Centodieci metri quadri su due livelli dove gli elementi costitutivi della struttura interna sono fasce che rivestono le pareti come costole e fungono anche da elementi espositivi: è il primo negozio di Piquadro a Londra, al 67 di Regent Street, a pochi passi da Piccadilly Circus. Lo spazio del noto marchio italiano di accessori tech-design dedicato ai globetrotter, è stato progettato dall'architetto Karim Azzabi, che ha voluto rispecchiare l'indole tecnologica dell'azienda con un flagship luminoso e innovativo, dove led di intensità variabile sono inseriti in «stalattiti» che scendono dal soffitto su mensole e cassettiere. Dopo le aperture di Parigi, Pechino, Venezia e Firenze lo scorso anno, quella di Londra rappresenta un altro importante tassello nella strategia di internazionalizzazione del marchio che ha scelto una delle vie storiche dello shopping più frequentate dal turismo mondiale. «L'apertura del negozio di Londra è davvero una grande soddisfazione» commenta il Presidente e Amministratore Delegato Marco Palmieri. «L'indirizzo è assolutamente perfetto per un marchio come Piquadro che si colloca nella sfera del cosiddetto lusso accessibile e punta ad incrementare la sua notorietà a livello mondiale. Una vetrina così apporterà un grande contributo in termini di visibilità oltre che di vendite. Sono entusiasta della calorosa accoglienza avuta dai londinesi».
A festeggiare l'inaugurazione, un party con Amber le Bon alla consolle: a ballare con lei diverse guest star inglesi.
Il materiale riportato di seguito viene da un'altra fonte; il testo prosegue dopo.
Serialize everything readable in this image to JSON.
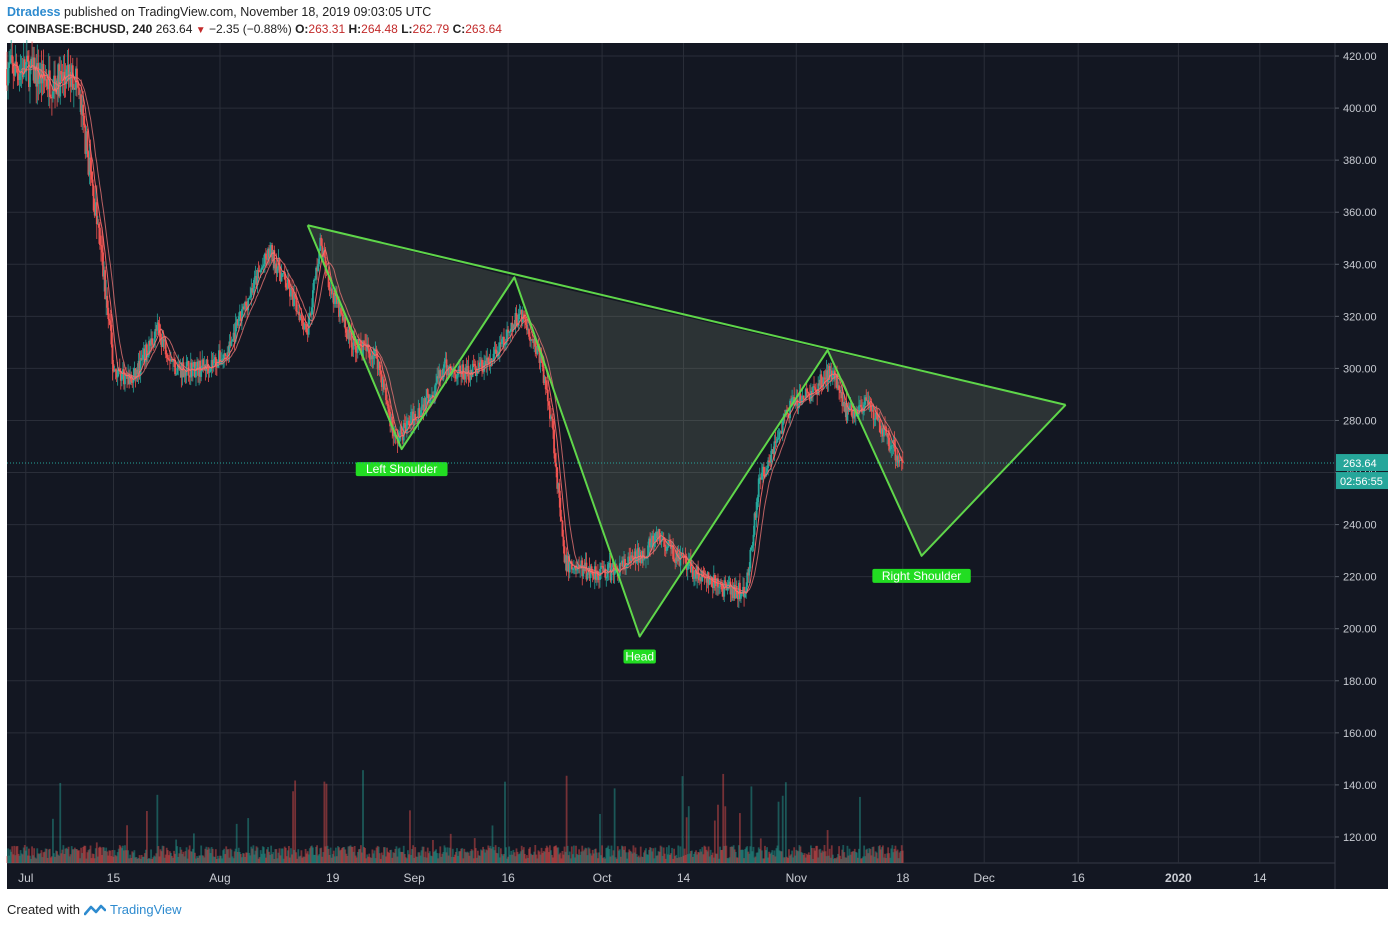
{
  "header": {
    "username": "Dtradess",
    "published_text": "published on TradingView.com, November 18, 2019 09:03:05 UTC",
    "symbol": "COINBASE:BCHUSD, 240",
    "last_price": "263.64",
    "change": "−2.35 (−0.88%)",
    "open_label": "O:",
    "open": "263.31",
    "high_label": "H:",
    "high": "264.48",
    "low_label": "L:",
    "low": "262.79",
    "close_label": "C:",
    "close": "263.64"
  },
  "footer": {
    "created_with": "Created with",
    "brand": "TradingView"
  },
  "colors": {
    "background": "#131722",
    "grid": "#2a2e39",
    "up": "#26a69a",
    "down": "#ef5350",
    "pattern": "#5fd64a",
    "label_bg": "#22dd22",
    "price_tag": "#26a69a"
  },
  "chart_data": {
    "type": "candlestick",
    "price_axis": {
      "range": [
        110,
        425
      ],
      "ticks": [
        120,
        140,
        160,
        180,
        200,
        220,
        240,
        260,
        280,
        300,
        320,
        340,
        360,
        380,
        400,
        420
      ],
      "tick_labels": [
        "120.00",
        "140.00",
        "160.00",
        "180.00",
        "200.00",
        "220.00",
        "240.00",
        "260.00",
        "280.00",
        "300.00",
        "320.00",
        "340.00",
        "360.00",
        "380.00",
        "400.00",
        "420.00"
      ]
    },
    "time_axis": {
      "range": [
        "2019-06-28",
        "2020-01-26"
      ],
      "ticks": [
        {
          "date": "2019-07-01",
          "label": "Jul"
        },
        {
          "date": "2019-07-15",
          "label": "15"
        },
        {
          "date": "2019-08-01",
          "label": "Aug"
        },
        {
          "date": "2019-08-19",
          "label": "19"
        },
        {
          "date": "2019-09-01",
          "label": "Sep"
        },
        {
          "date": "2019-09-16",
          "label": "16"
        },
        {
          "date": "2019-10-01",
          "label": "Oct"
        },
        {
          "date": "2019-10-14",
          "label": "14"
        },
        {
          "date": "2019-11-01",
          "label": "Nov"
        },
        {
          "date": "2019-11-18",
          "label": "18"
        },
        {
          "date": "2019-12-01",
          "label": "Dec"
        },
        {
          "date": "2019-12-16",
          "label": "16"
        },
        {
          "date": "2020-01-01",
          "label": "2020"
        },
        {
          "date": "2020-01-14",
          "label": "14"
        }
      ]
    },
    "price_path": [
      [
        "2019-07-01",
        415
      ],
      [
        "2019-07-05",
        410
      ],
      [
        "2019-07-09",
        412
      ],
      [
        "2019-07-11",
        380
      ],
      [
        "2019-07-13",
        345
      ],
      [
        "2019-07-15",
        300
      ],
      [
        "2019-07-18",
        295
      ],
      [
        "2019-07-22",
        315
      ],
      [
        "2019-07-25",
        300
      ],
      [
        "2019-07-29",
        300
      ],
      [
        "2019-08-02",
        305
      ],
      [
        "2019-08-06",
        330
      ],
      [
        "2019-08-09",
        345
      ],
      [
        "2019-08-12",
        330
      ],
      [
        "2019-08-15",
        315
      ],
      [
        "2019-08-17",
        348
      ],
      [
        "2019-08-19",
        328
      ],
      [
        "2019-08-22",
        310
      ],
      [
        "2019-08-26",
        305
      ],
      [
        "2019-08-29",
        272
      ],
      [
        "2019-09-02",
        285
      ],
      [
        "2019-09-06",
        300
      ],
      [
        "2019-09-09",
        298
      ],
      [
        "2019-09-13",
        302
      ],
      [
        "2019-09-16",
        312
      ],
      [
        "2019-09-18",
        322
      ],
      [
        "2019-09-21",
        305
      ],
      [
        "2019-09-23",
        280
      ],
      [
        "2019-09-25",
        225
      ],
      [
        "2019-09-29",
        222
      ],
      [
        "2019-10-03",
        222
      ],
      [
        "2019-10-07",
        228
      ],
      [
        "2019-10-10",
        235
      ],
      [
        "2019-10-14",
        225
      ],
      [
        "2019-10-18",
        218
      ],
      [
        "2019-10-22",
        214
      ],
      [
        "2019-10-24",
        215
      ],
      [
        "2019-10-26",
        255
      ],
      [
        "2019-10-28",
        268
      ],
      [
        "2019-10-31",
        285
      ],
      [
        "2019-11-04",
        292
      ],
      [
        "2019-11-07",
        300
      ],
      [
        "2019-11-09",
        283
      ],
      [
        "2019-11-12",
        286
      ],
      [
        "2019-11-15",
        275
      ],
      [
        "2019-11-18",
        263.64
      ]
    ],
    "last_price_label": "263.64",
    "countdown_label": "02:56:55",
    "pattern": {
      "name": "Inverse head and shoulders",
      "neckline": [
        [
          "2019-08-15",
          355
        ],
        [
          "2019-12-14",
          286
        ]
      ],
      "zigzag": [
        [
          "2019-08-15",
          355
        ],
        [
          "2019-08-30",
          269
        ],
        [
          "2019-09-17",
          335
        ],
        [
          "2019-10-07",
          197
        ],
        [
          "2019-11-06",
          307
        ],
        [
          "2019-11-21",
          228
        ],
        [
          "2019-12-14",
          286
        ]
      ],
      "labels": [
        {
          "text": "Left Shoulder",
          "date": "2019-08-30",
          "price": 269
        },
        {
          "text": "Head",
          "date": "2019-10-07",
          "price": 197
        },
        {
          "text": "Right Shoulder",
          "date": "2019-11-21",
          "price": 228
        }
      ]
    }
  }
}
All'interno della nuova boutique è inoltre disponibile la linea Sartoria: la collezione Made in Italy personalizzabile su ordinazione dove, attraverso un sistema tecnologico, vengono configurati i prodotti da realizzare così come voluti dal cliente selezionando il modello, il pellame, le finiture in metallo e il filo per le cuciture.